The pattern is consistent: the ideas came from watching the system play and refusing to accept "the number went up" as an answer. The algorithmsPPO, GAE, pointer networks, expert iteration — came from the literature, the same place everyone gets them. Of those two lists, the second is the learnable one. It has textbooks, it has names, and as of this chapter, you've read a course on it. The first list — noticing that a winning policy has stopped playing its own win condition — doesn't come from a textbook. It came from you, and it's the part of the system nobody could have downloaded.

Check yourself
Why does the recommender report sampled probabilities instead of the single best (greedy) action?

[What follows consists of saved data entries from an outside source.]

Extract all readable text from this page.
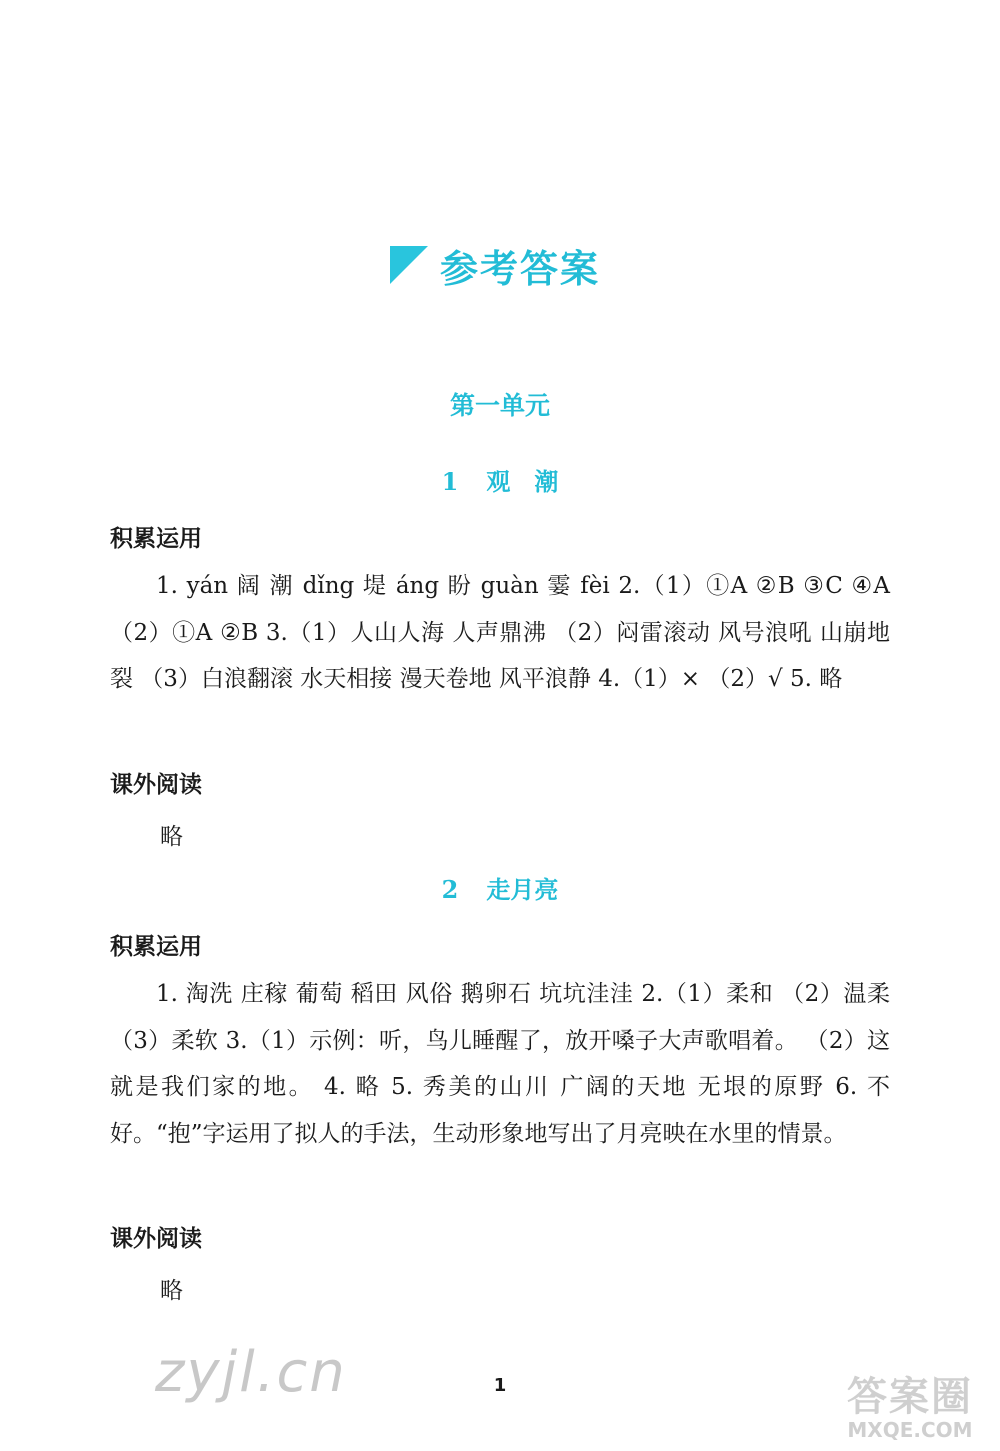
参考答案
第一单元
1 观　潮
积累运用
1. yán 阔 潮 dǐng 堤 áng 盼 guàn 霎 fèi 2.（1）①A ②B ③C ④A （2）①A ②B 3.（1）人山人海 人声鼎沸 （2）闷雷滚动 风号浪吼 山崩地裂 （3）白浪翻滚 水天相接 漫天卷地 风平浪静 4.（1）× （2）√ 5. 略
课外阅读
略
2 走月亮
积累运用
1. 淘洗 庄稼 葡萄 稻田 风俗 鹅卵石 坑坑洼洼 2.（1）柔和 （2）温柔 （3）柔软 3.（1）示例：听，鸟儿睡醒了，放开嗓子大声歌唱着。 （2）这就是我们家的地。 4. 略 5. 秀美的山川 广阔的天地 无垠的原野 6. 不好。“抱”字运用了拟人的手法，生动形象地写出了月亮映在水里的情景。
课外阅读
略
zyjl.cn	1	答案圈
MXQE.COM
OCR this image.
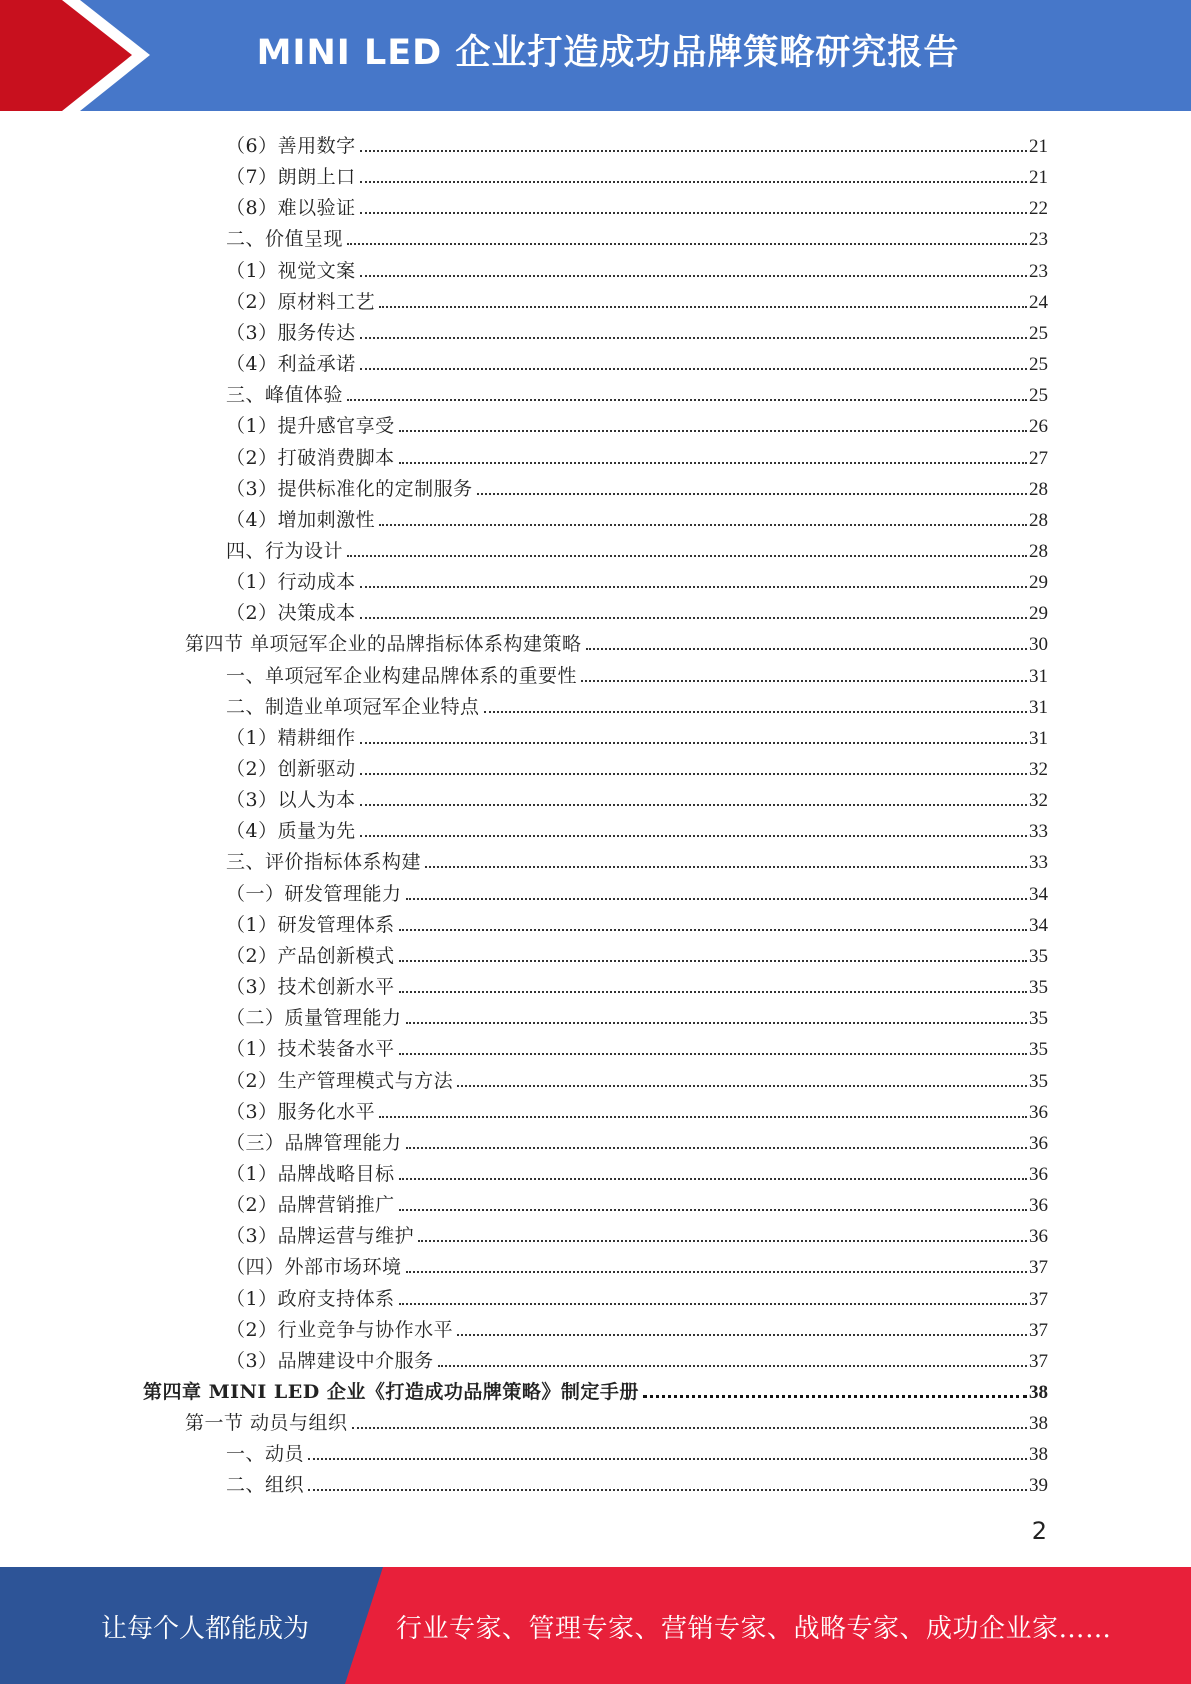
MINI LED 企业打造成功品牌策略研究报告
（6）善用数字	21
（7）朗朗上口	21
（8）难以验证	22
二、价值呈现	23
（1）视觉文案	23
（2）原材料工艺	24
（3）服务传达	25
（4）利益承诺	25
三、峰值体验	25
（1）提升感官享受	26
（2）打破消费脚本	27
（3）提供标准化的定制服务	28
（4）增加刺激性	28
四、行为设计	28
（1）行动成本	29
（2）决策成本	29
第四节 单项冠军企业的品牌指标体系构建策略	30
一、单项冠军企业构建品牌体系的重要性	31
二、制造业单项冠军企业特点	31
（1）精耕细作	31
（2）创新驱动	32
（3）以人为本	32
（4）质量为先	33
三、评价指标体系构建	33
（一）研发管理能力	34
（1）研发管理体系	34
（2）产品创新模式	35
（3）技术创新水平	35
（二）质量管理能力	35
（1）技术装备水平	35
（2）生产管理模式与方法	35
（3）服务化水平	36
（三）品牌管理能力	36
（1）品牌战略目标	36
（2）品牌营销推广	36
（3）品牌运营与维护	36
（四）外部市场环境	37
（1）政府支持体系	37
（2）行业竞争与协作水平	37
（3）品牌建设中介服务	37
第四章 MINI LED 企业《打造成功品牌策略》制定手册	38
第一节 动员与组织	38
一、动员	38
二、组织	39
2
让每个人都能成为	行业专家、管理专家、营销专家、战略专家、成功企业家……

Because the policy encodes stochastic setup lines — like Trick Room — as probability mass, not as the argmax. Greedy readouts hide them entirely (greedy argmax once hid a whole checkpoint's +22-point gain), so the product shows the full masked-softmax distribution, and --search shows the planner's solved mixed strategy.

The draft was foe-blind even though the network could "see" the foe's team. What was the actual bottleneck?

Preview actions carried all-zero action features, so the only path from the foe's roster to the draft score was the 128-dim state embedding bottleneck — and the whole-game credit signal was too weak to force foe-sensitivity through it. Filling those rows with matchup summaries (PREVIEW_FEATS=1) made 5 of 10 teams adapt their pick where 0 of 10 did before.

A new Pokémon is added to the format. What survives, and what forces retraining?

The oracle/feature layer survives untouched — KO fractions, type effectiveness, and speed are computed from the rules at decision time. What breaks is the vocab: IDs are rebuilt by sorting the corpus alphabetically, so one insertion shifts every later ID and reshapes the embedding matrices, and old checkpoints fail to load. The fix is an append-only persisted vocab with copied embedding rows — turning a from-scratch retrain into a warm start.